This is the code of the paper: Swin-MSTP: Swin Transformer with Multi-Scale Temporal Perception for Continuous Sign Language Recognition
The code will be added soon ...
-
This project is implemented in Pytorch (>1.8). Thus please install Pytorch first.
-
ctcdecode==0.4 [parlance/ctcdecode],for beam search decode.
-
sclite [kaldi-asr/kaldi], install kaldi tool to get sclite for evaluation. After installation, create a soft link toward the sclite:
ln -s PATH_TO_KALDI/tools/sctk-2.4.10/bin/sclite ./software/sclite
-
Download the RWTH-PHOENIX-Weather 2014 Dataset [download link]. Our experiments based on phoenix-2014.v3.tar.gz.
-
Modify the dataset_preprocess.py file to reflect the location of the dataset.
-
The original image sequence is 210x260, we resize it to 256x256 for augmentation. Run the following command to generate gloss dict and resize image sequence.

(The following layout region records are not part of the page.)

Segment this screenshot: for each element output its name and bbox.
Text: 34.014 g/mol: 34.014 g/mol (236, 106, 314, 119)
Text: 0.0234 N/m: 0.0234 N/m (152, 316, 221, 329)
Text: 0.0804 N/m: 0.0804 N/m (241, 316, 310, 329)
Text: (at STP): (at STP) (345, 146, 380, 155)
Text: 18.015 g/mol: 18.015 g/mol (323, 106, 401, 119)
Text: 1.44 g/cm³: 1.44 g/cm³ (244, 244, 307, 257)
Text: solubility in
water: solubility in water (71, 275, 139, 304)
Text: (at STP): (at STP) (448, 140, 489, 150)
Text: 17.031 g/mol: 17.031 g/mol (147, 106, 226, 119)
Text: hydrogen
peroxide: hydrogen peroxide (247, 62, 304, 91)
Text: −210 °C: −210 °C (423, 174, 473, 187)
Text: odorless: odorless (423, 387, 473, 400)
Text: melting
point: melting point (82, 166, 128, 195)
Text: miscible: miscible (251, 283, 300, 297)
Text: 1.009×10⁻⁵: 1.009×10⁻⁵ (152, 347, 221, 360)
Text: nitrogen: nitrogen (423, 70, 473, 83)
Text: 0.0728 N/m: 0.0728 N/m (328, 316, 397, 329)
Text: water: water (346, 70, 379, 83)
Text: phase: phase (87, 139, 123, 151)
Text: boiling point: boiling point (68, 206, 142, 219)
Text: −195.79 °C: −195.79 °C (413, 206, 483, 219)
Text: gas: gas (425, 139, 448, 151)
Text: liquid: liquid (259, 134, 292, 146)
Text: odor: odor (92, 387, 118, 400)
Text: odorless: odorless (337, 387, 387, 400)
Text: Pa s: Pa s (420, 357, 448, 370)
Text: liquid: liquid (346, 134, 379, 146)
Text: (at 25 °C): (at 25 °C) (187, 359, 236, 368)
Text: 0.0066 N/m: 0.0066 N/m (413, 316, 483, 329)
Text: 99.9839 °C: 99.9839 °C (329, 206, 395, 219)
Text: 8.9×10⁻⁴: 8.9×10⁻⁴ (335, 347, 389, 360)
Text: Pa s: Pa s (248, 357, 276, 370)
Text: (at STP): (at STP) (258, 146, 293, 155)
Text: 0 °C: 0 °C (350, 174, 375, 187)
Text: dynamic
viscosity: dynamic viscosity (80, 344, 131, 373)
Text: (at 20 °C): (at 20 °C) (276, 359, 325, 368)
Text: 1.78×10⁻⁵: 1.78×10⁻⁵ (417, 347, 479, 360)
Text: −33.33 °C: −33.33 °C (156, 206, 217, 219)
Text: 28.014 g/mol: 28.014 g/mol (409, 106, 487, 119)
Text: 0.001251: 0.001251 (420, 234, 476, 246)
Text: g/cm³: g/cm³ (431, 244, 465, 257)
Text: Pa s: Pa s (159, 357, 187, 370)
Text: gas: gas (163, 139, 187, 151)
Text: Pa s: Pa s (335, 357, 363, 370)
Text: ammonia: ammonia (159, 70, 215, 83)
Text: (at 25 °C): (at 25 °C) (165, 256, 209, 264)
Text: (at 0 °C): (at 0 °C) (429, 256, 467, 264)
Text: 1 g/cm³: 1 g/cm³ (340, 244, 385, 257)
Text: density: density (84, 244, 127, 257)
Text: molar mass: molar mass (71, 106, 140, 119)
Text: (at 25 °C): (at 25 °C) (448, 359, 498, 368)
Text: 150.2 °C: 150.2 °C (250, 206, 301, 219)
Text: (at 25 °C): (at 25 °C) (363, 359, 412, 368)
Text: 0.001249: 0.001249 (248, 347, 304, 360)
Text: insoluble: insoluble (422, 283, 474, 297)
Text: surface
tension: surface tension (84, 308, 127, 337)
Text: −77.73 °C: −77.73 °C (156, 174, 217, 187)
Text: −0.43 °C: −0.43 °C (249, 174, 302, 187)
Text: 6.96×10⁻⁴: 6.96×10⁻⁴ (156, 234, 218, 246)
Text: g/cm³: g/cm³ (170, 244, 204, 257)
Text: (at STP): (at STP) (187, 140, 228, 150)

cd ./preprocess python data_preprocess.py --process-image --multiprocessing
To train the Swin_MSTP model on phoenix14, run the command below:
python main.py
The Swin-Small architeture is used by default. If you would like to train your model using the Swin-Tiny strcuture, in the baseline.yaml file, change the c2d_type to 'swin_t'.
To evaluate the trained model, run the command below:
python main.py --load-weights {name}.pt --phase test
Model | WER on Dev | WER on Test | Pretrained model |
---|---|---|---|
Swin-MSTPtiny | 18.9 | 19.0 | [GoogleDrive] |
Swin-MSTPsmall | 18.1 | 18.7 | [GoogleDrive] |
The framewoek has also been trained on Phoenix2014-T, CSL, and CSL-Daily. The models are avaibale upon request.
The code is based on VAC. We thank them for their work!